March 5, 2019

The Marfan Foundation is an Official Charity Partner of the 2019 TCS New York City Marathon; Slots Now Available

The Marfan Foundation is again a charity partner in the 2019 TCS New York City Marathon, which will take place on Sunday, November 3, 2019, through the five boroughs of the city. The Foundation has been allotted 10 slots in what is the most prestigious marathon in the world. One slot has been claimed and nine are still available.

Sara Maher, of Garden City, NY, has run in the New York City Marathon for the Foundation for the past three years. Each year, she was motivated along the route by the thought of her daughter, Lulu, who was diagnosed with Marfan shortly before her second birthday.

“Running the New York City Marathon for the Foundation was the perfect opportunity for us to raise funds for a cause so close to our hearts as well as achieve personal goals of our own,” said Sara, whose husband, Bryan, also participated.

If you or someone you know (who does not have Marfan or a related condition) would like to be part of the Foundation’s marathon team, please contact Deborah Goodman for an application. She can be reached at dgoodman@marfan.org or 516.883.8712 ext. 154.

Those who are accepted will be required to pay their own registration fee (approximately $400) directly to the race organizers and then commit to raising $3,000 for the Foundation.
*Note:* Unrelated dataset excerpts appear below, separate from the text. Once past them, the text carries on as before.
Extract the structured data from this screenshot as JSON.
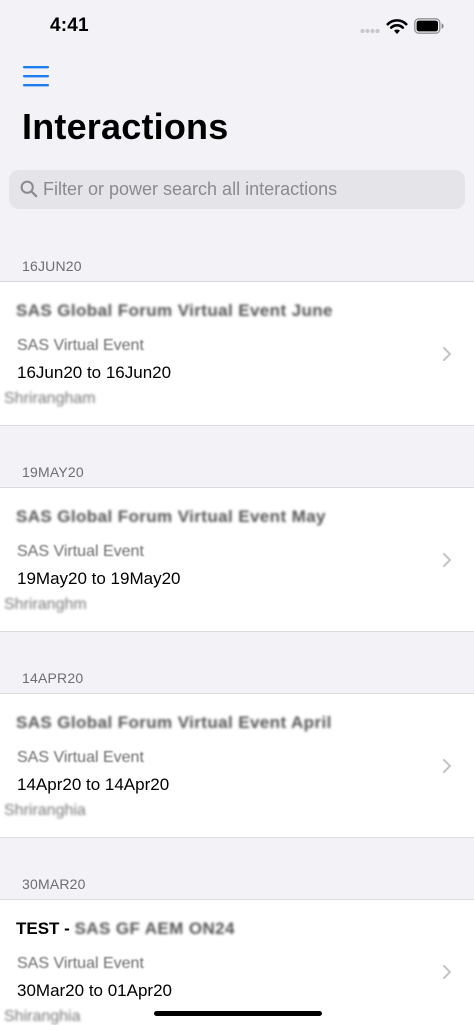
{
  "status_bar": {
    "time": "4:41"
  },
  "nav": {
    "menu_icon": "hamburger-menu-icon",
    "title": "Interactions"
  },
  "search": {
    "placeholder": "Filter or power search all interactions",
    "value": ""
  },
  "sections": [
    {
      "header": "16JUN20",
      "items": [
        {
          "title_prefix": "",
          "title": "SAS Global Forum Virtual Event June",
          "type": "SAS Virtual Event",
          "dates": "16Jun20 to 16Jun20",
          "host": "Shrirangham"
        }
      ]
    },
    {
      "header": "19MAY20",
      "items": [
        {
          "title_prefix": "",
          "title": "SAS Global Forum Virtual Event May",
          "type": "SAS Virtual Event",
          "dates": "19May20 to 19May20",
          "host": "Shriranghm"
        }
      ]
    },
    {
      "header": "14APR20",
      "items": [
        {
          "title_prefix": "",
          "title": "SAS Global Forum Virtual Event April",
          "type": "SAS Virtual Event",
          "dates": "14Apr20 to 14Apr20",
          "host": "Shriranghia"
        }
      ]
    },
    {
      "header": "30MAR20",
      "items": [
        {
          "title_prefix": "TEST - ",
          "title": "SAS GF AEM ON24",
          "type": "SAS Virtual Event",
          "dates": "30Mar20 to 01Apr20",
          "host": "Shiranghia"
        }
      ]
    }
  ],
  "colors": {
    "accent": "#1E7CF0",
    "background": "#F2F2F7",
    "secondary_text": "#6D6D72"
  }
}
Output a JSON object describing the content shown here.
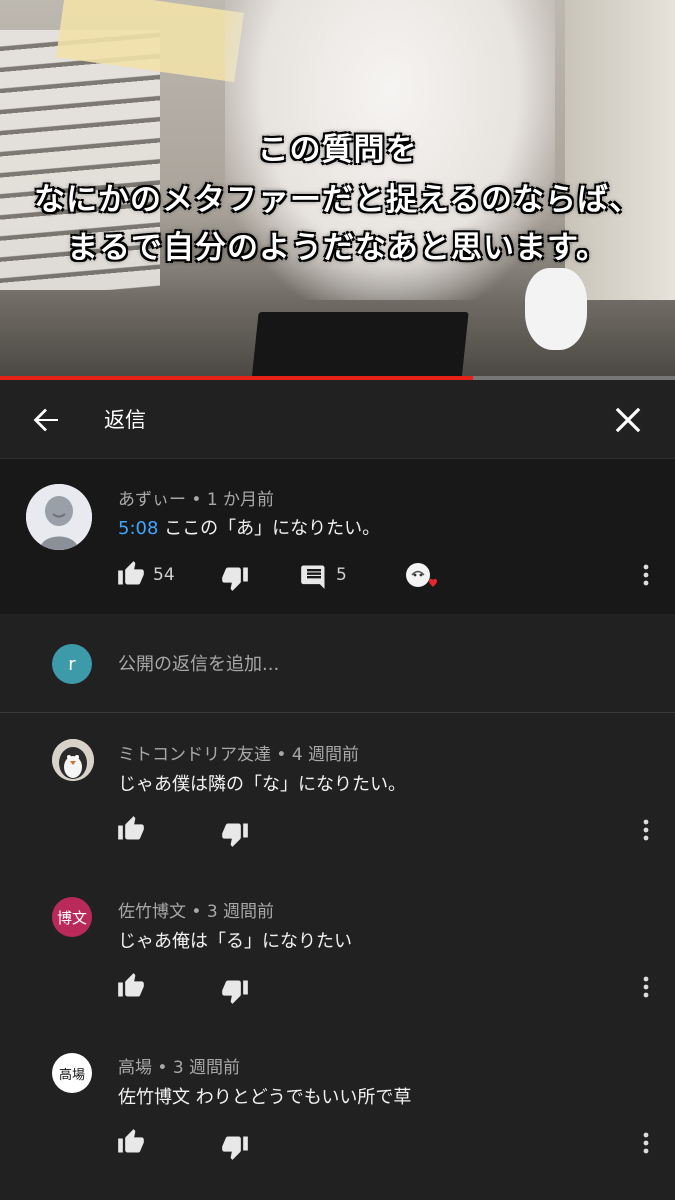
{
  "video": {
    "subtitle_lines": [
      "この質問を",
      "なにかのメタファーだと捉えるのならば、",
      "まるで自分のようだなあと思います。"
    ],
    "progress": 0.7
  },
  "header": {
    "title": "返信",
    "back_icon": "arrow-left-icon",
    "close_icon": "close-icon"
  },
  "parent_comment": {
    "author_meta": "あずぃー • 1 か月前",
    "timestamp": "5:08",
    "text": "ここの「あ」になりたい。",
    "likes": "54",
    "replies": "5"
  },
  "add_reply": {
    "avatar_letter": "r",
    "placeholder": "公開の返信を追加..."
  },
  "replies": [
    {
      "author_meta": "ミトコンドリア友達 • 4 週間前",
      "text": "じゃあ僕は隣の「な」になりたい。"
    },
    {
      "avatar_text": "博文",
      "author_meta": "佐竹博文 • 3 週間前",
      "text": "じゃあ俺は「る」になりたい"
    },
    {
      "avatar_text": "高場",
      "author_meta": "高場 • 3 週間前",
      "text": "佐竹博文 わりとどうでもいい所で草"
    }
  ],
  "colors": {
    "background": "#212121",
    "parent_background": "#181818",
    "timestamp_blue": "#3ea6ff",
    "progress_red": "#e62117",
    "reply_avatar_teal": "#3d9aa8",
    "hirobumi_avatar": "#b92a5b"
  }
}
Deborah works directly with everyone on the team to help them reach their fundraising goal.

All money raised for The Marfan Foundation goes towards education and support programs and services for people living with Marfan, Loeys Dietz, vascular Ehlers Danlos, and other related conditions.

Note: Competitive and contact sports can put people with Marfan syndrome and some of the related conditions at increased risk of injury. Doctors worry about increased heart rate, increased blood pressure, and bearing down because they can put added stress on the aorta; head impact that can damage the eyes directly or indirectly, through deceleration or acceleration, because this may lead to worsening lens dislocation or a retinal detachment; extensive stress on the bones and joints, which can lead to added pain and dislocations; and bruising and internal hemorrhaging due to certain medications (i.e., anticoagulants).